Monday, August 20, 2012

Should We Pin the Yin? Part II

Talking to colleagues about teaching is like spontaneous professional development sessions.  I love to hear what they say.  How their ideas inspire me to develop my own teaching techniques and classroom activities!  

It all started as a textbook discussion.  Then, the thing that plagues a lot of us came up:  Should we pin the yin, when and how?  My colleague spends a considerable amount of time on pinyin before introducing characters when she teaches high school students; but start both at the same time with the younger students (middle grades, elementary).
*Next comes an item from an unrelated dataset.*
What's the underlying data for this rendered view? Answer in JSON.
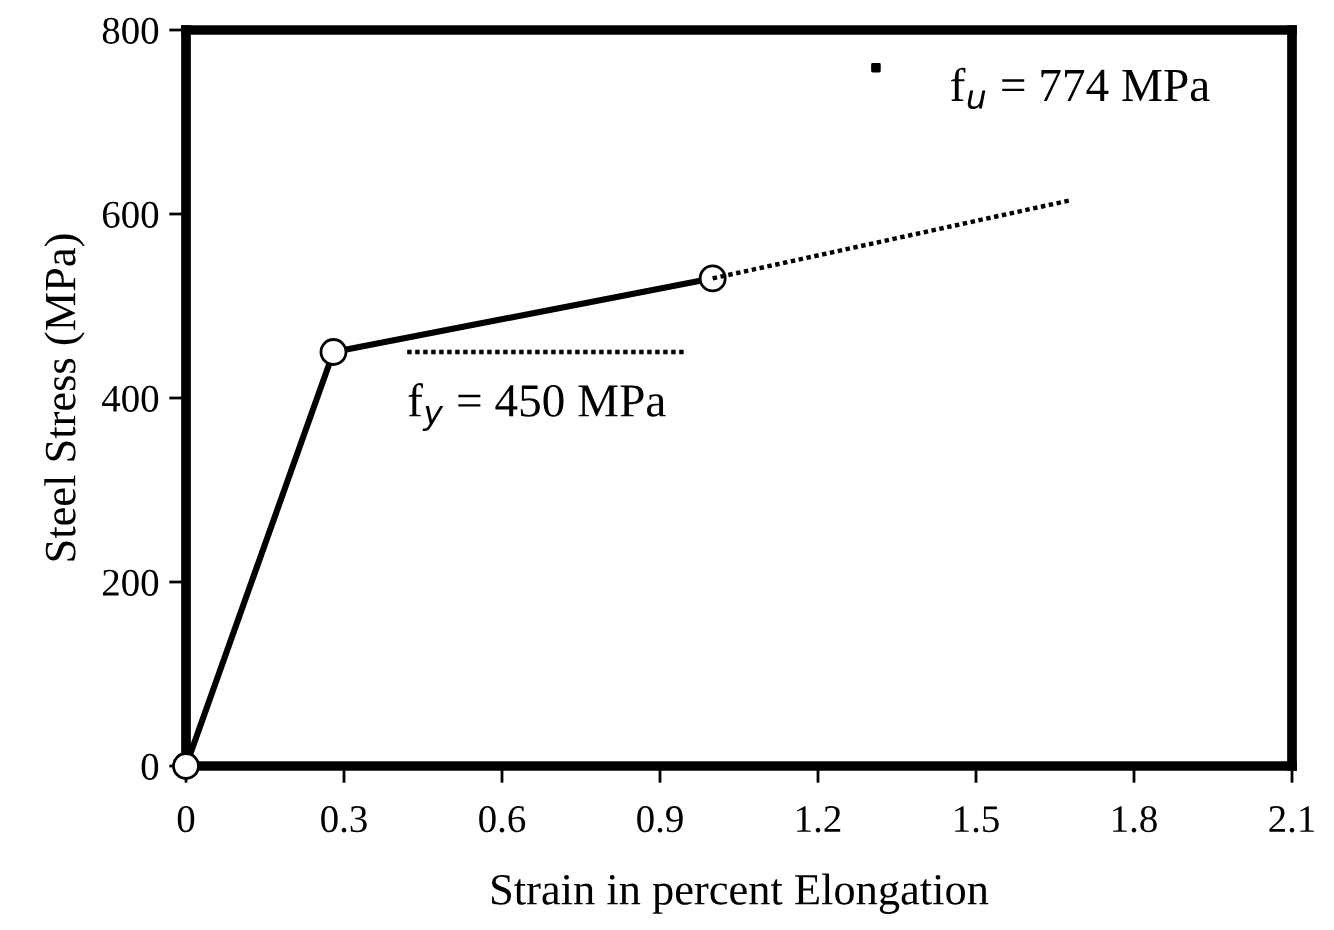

She noticed that when she teaches pinyin and introduced characters at the same time, her students do not learn their pinyin and tones quite as well.  However, she shared a great activity which seemed to help her students with pinyin and kept up their interest level -- she used all the 'problematic' pinyin in an interesting dialogue and had students act it out. 
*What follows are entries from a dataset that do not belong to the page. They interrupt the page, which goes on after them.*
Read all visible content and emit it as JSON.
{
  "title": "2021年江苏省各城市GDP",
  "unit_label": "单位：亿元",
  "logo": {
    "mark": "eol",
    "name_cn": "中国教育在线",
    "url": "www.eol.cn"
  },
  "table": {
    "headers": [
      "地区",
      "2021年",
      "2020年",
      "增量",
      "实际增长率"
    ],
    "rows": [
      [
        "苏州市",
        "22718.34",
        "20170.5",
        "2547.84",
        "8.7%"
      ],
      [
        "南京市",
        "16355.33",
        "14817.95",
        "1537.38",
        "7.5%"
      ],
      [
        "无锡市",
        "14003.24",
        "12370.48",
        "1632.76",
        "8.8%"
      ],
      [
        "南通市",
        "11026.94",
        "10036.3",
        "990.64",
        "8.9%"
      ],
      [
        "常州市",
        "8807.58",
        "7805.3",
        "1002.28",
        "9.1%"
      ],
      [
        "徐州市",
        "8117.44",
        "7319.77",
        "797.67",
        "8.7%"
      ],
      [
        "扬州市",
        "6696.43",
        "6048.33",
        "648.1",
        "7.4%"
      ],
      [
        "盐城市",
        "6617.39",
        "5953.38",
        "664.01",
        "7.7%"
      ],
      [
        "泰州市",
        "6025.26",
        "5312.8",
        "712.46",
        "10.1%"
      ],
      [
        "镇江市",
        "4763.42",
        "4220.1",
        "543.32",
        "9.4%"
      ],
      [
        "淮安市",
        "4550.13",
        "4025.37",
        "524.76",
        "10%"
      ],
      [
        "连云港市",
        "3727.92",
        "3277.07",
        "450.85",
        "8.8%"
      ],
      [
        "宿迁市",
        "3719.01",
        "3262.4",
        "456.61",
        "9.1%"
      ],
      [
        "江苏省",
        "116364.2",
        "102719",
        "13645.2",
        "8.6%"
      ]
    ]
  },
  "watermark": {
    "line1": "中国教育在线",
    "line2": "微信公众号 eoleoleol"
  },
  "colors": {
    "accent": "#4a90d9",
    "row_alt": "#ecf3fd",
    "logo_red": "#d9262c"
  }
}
Last year, for my non-heritage students at NHCLS, I taught mostly by sound (listening and speaking), and added some simple characters for the kids to start appreciating this different writing system.  I wanted them to be familiar with the sounds, and be able to learn the pronunciation like native kids, before teaching them how to pinyin.  We spent one whole year without pinyin.  

Now, in their second year, I am going to put my pilot class to test and see if they really will learn pinyin in a flash.  They will get their dialogue in pinyin, and they will already understand a big part of it.  This is very exciting.  The new school year is when we put all our planning to work.  Test your hypothesis!

Thursday, August 9, 2012

Revitalize Thy School!

Chinese schools as we know them, are heritage schools which cater to students whose parents are from a Chinese-speaking part of the world.  In our case, Taiwan.  As Taiwanese immigration into the New Haven area slows in the past years, we no longer have a robust population of Taiwanese families who are looking to send their children to heritage schools.  With no advertisement nor additional promotion in any form, we were lucky to still exist thanks to all the loyal families who still send the babies of their families to our school.

This June, with a colleague from the school, we called a meeting inviting parents and teachers who are returning, to put their heads together to find a way that will enable the survival of our heritage school.  Majority of the attending parents have kids in my class (the only language class for the non-heritage speakers).  It seems obvious that we need to open up our heritage school to the non-native Chinese-speaking population.  With my colleague and I who teach in mainstream schools, it's a no-brainer that we should welcome and include the non-native population, and develop a curriculum for this track.

On promoting the school, the parents really came through when we were putting out flyers, bouncing emails around for ideas, deciding on administrative procedures, and a teacher who's no longer with us also helped out in a huge way.  I was so impressed with everybody.  Their enthusiasm for their children's Chinese language education is what keeps me going at that school.

Go New Haven Chinese Language School!  Go NHCLS!